The same thing could have been said about Github three years ago. We use Upverter at Lockitron for one off's (factory test boards, misc. for fun hack boards for our coffee machine, etc.) The tools aren't there today for mass production stuff (more of a problem with the vendors than Upverter). I would be surprised if this is always the case.

As Upverter grows, so will their applicable use cases. Online services have this weird power-law thing going for them that software from a single vendor can't keep up with on 5 year timescales.

Git fully works without Github.

Can't even view your schematics if you stop paying every month to Upverter or they close.

We totally understand that fear. This is our approach to solving it: https://github.com/upverter/schematic-file-converter
Yeah but my experience with Upverter is that it has been lacking in features. I wouldn't trust it to design anything serious.

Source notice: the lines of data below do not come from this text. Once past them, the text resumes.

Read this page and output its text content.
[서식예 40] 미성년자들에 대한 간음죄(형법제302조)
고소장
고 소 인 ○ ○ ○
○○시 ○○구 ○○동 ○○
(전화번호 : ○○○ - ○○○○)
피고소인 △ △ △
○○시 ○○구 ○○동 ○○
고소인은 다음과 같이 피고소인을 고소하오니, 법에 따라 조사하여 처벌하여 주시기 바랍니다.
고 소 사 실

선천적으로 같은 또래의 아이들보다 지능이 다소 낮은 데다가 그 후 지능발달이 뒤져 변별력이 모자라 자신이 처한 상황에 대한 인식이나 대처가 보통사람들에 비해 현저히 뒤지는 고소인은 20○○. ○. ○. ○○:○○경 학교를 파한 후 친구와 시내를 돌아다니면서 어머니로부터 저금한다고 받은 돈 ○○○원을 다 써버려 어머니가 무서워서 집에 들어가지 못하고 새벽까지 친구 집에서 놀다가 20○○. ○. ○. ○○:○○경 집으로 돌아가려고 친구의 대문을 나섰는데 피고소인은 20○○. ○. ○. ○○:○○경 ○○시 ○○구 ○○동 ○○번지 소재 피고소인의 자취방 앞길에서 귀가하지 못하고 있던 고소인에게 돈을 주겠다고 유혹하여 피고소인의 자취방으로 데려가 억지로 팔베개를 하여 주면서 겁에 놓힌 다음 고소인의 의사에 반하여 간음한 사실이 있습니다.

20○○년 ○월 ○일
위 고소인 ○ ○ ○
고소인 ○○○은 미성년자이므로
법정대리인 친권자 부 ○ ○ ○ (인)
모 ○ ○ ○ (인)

It feels like a web version of Eagle -- which isn't a good thing. I know I'm sounding negative but I think EE's are very particular about their toolset and while most other tools out there suck it would still be a hill for me and most EE's that I know to climb to switch over to something like Upverter.

If you guys polished it up and paid more attention to the user experience you'd have a very compelling product that would take the market.

Zak, what about design reuse of pcb modules likes circuits.io does? Any plans?
Hey Pinkyand, Already up and running, here is an example https://upverter.com/Willian/5836a558aea96a1b/Arduino-Due-Sh...
Making symbols is not that time consuming, and footprints are easy with IPC wizard in Altium. The footprints are sometimes tuned for your assembly flow anyway, so one size may not fit all.